Protecting projects with Stunnix ASP/VBScript Obfuscator using command line

Key facts you need to know

  • Please read VBScript Obfuscator: Introduction and Key Concepts first.
  • In order to call command line interface of VBScript Obfuscator and other utilities shipped with it without mentioning path to those utilities, start Project Manager, go to Tools ⇒ Configure command line tools.., and specify any directory listed in your PATH environment variable there. Aliases will be installed to that directory, so you will be able to simply type vbs-obfus in Terminal.
  • It's VERY VERY bad idea to call vbs-obfus directly! It's much more recommended to create and operate a project in Project Manager. You can build a project from command line easily: for each project, it's possible to generate a commandline script (or .bat file for Windows) that will perform all operations available via the Build menu of Project Manager (i.e. building, rebuilding and cleaning of the project) by going to Project ⇒ Generate buildscript or Project ⇒ Generate buildscript as .bat file.

    The documentation on using generated buildscripts is available here - it lists all command line flags it supports. So please go to step-by-step guide using GUI (Project Manager), and stop reading this document - as it describes inferior and old approach of using VBScript Obfuscator directly from command line, you can use this approach only if you have to support already existing project that uses VBScript Obfuscator directly via command line.

  • There is nice GUI tool to generate command line using GUI, available at Tools ⇒ Command line builder. So you don't need to read documentation on command line options of vbs-obfus, just use Command line builder to generate command line options.

    Also there is an online version of Command line builder here, so you can avoid starting GUI.

Step-by-step guide using command line

  1. Update use of symbol names in your code mentioned in eval(), by wrapping names of symbols, into calls of OBJNAME(). See more details here.
  2. Test your code, ensuring that it works fine after these changes.
  3. Create a directory where files protected version of your code will be placed.
  4. Create some script or Makefile that invokes vbs-obfus, that handles all your files; make sure that it allows you to edit command line options applied to all invocations of vbs-obfus in a single place, as you will have to run vbs-obfus on your entire project several times, with different command line options
  5. Create a directory named exceptions in the same directory where your code resides. You will be adding exceptions to it - a list of symbol names that should not be changed, one per line. You will store each group of exceptions to separate file, e.g. exceptions extracted automatically should go to exceptions/auto.txt, exceptions composed manually should go to exceptions/manual.txt. In order to tell vbs-obfus to read exceptions from all files in that directory, append -x exceptions to vbs-obfus command line.
  6. Add as many libraries that your code uses into directory with your code and modify your Makefile or script so those libraries are also processed. Doing this will reduce the number of libraries that you will be generating exceptions for in the next steps.
  7. Read introduction on what exceptions are.
  8. Generate names of symbols that you are using from a libraries that you are not obfuscating along your project extacting list of symbols and store it to file named auto.txt in exceptions directory.
  9. Put all exceptions that were not extracted by other tools (i.e. exceptions that you've collected manually), to file named manual.txt in exceptions directory (one symbol per line).
  10. Generate names of symbols that you export to other developers extacting list of symbols , store them to file named exported.txt in exceptions directory (one symbol per line).
  11. Build your project with lite level of protection. To achieve this, append
    -x exceptions -i prefix -n none -s none -jam 0 -e 0
    to command line of vbs-obfus generated by command line builder.

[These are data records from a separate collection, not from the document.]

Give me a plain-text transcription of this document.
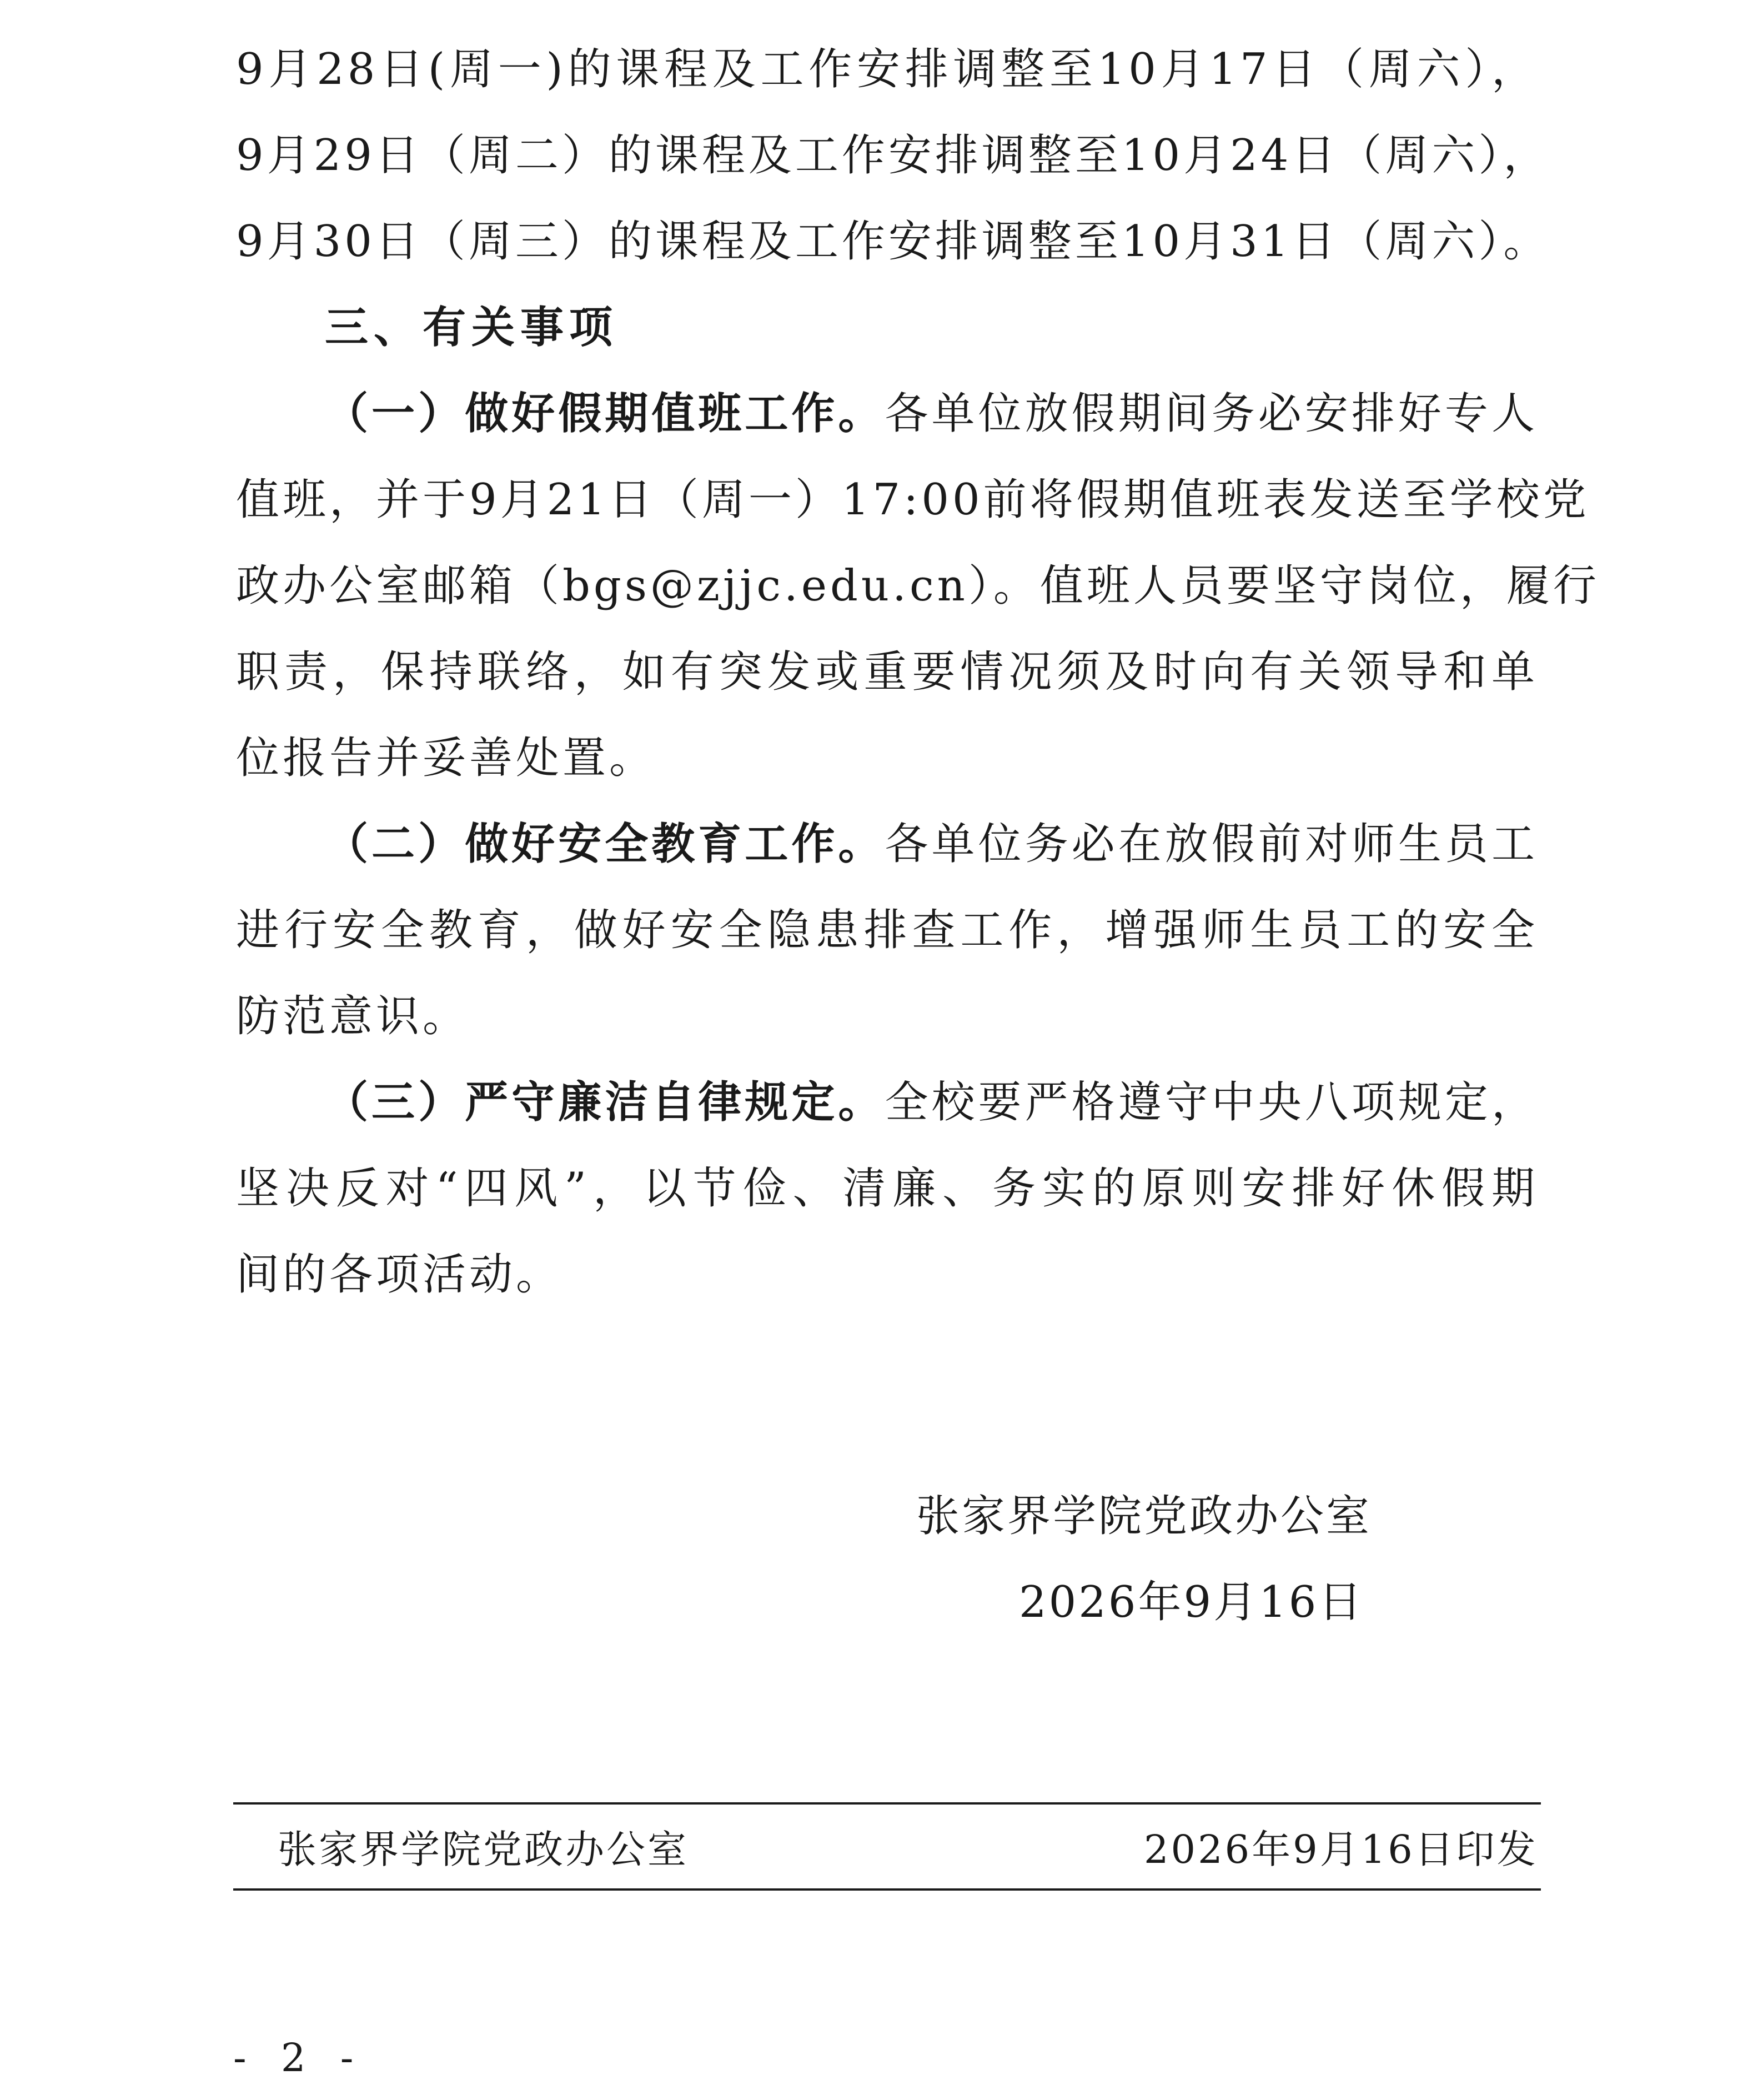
9月28日(周一)的课程及工作安排调整至10月17日（周六），
9月29日（周二）的课程及工作安排调整至10月24日（周六），
9月30日（周三）的课程及工作安排调整至10月31日（周六）。
三、有关事项
（一）做好假期值班工作。各单位放假期间务必安排好专人
值班，并于9月21日（周一）17:00前将假期值班表发送至学校党
政办公室邮箱（bgs@zjjc.edu.cn）。值班人员要坚守岗位，履行
职责，保持联络，如有突发或重要情况须及时向有关领导和单
位报告并妥善处置。
（二）做好安全教育工作。各单位务必在放假前对师生员工
进行安全教育，做好安全隐患排查工作，增强师生员工的安全
防范意识。
（三）严守廉洁自律规定。全校要严格遵守中央八项规定，
坚决反对“四风”，以节俭、清廉、务实的原则安排好休假期
间的各项活动。
张家界学院党政办公室
2026年9月16日
张家界学院党政办公室	2026年9月16日印发
- 2 -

    It will produce code that is rather easy to read. All symbols that are subject to mangling will get ReplacementFor_ string prepended to them.

  12. Now try to run your protected code from the output directory, testing all paths of control if possible. If you get interpreter errors like "ReplacementFor_FunctionName can't be found", most probably it means that FunctionName is a symbol from 3rd-party library. Either try to add that library to your project (so its code also gets obfuscated), or add its symbols to the list of exceptions adding symbols to exceptions by extracting its symbols extacting list of symbols . If you've already done extraction of its symbols, it probably means that extraction did not find some symbols, so you have to add them manually to file manual.txt in exceptions directory.
  13. Erase all output files and repeat 2 last steps until you get no errors running your protected code.
  14. Erase all output files.
  15. Build your project with production level of protection. To achieve this, append
    -x exceptions
    to command line of vbs-obfus generated by command line builder.
  16. Perform very minor checks that protected code works fine.
  17. Your product will then be ready for shipping.
If something still doesn't work, make sure you've read the recommendations in the NOTES section of the vbs-obfus manual.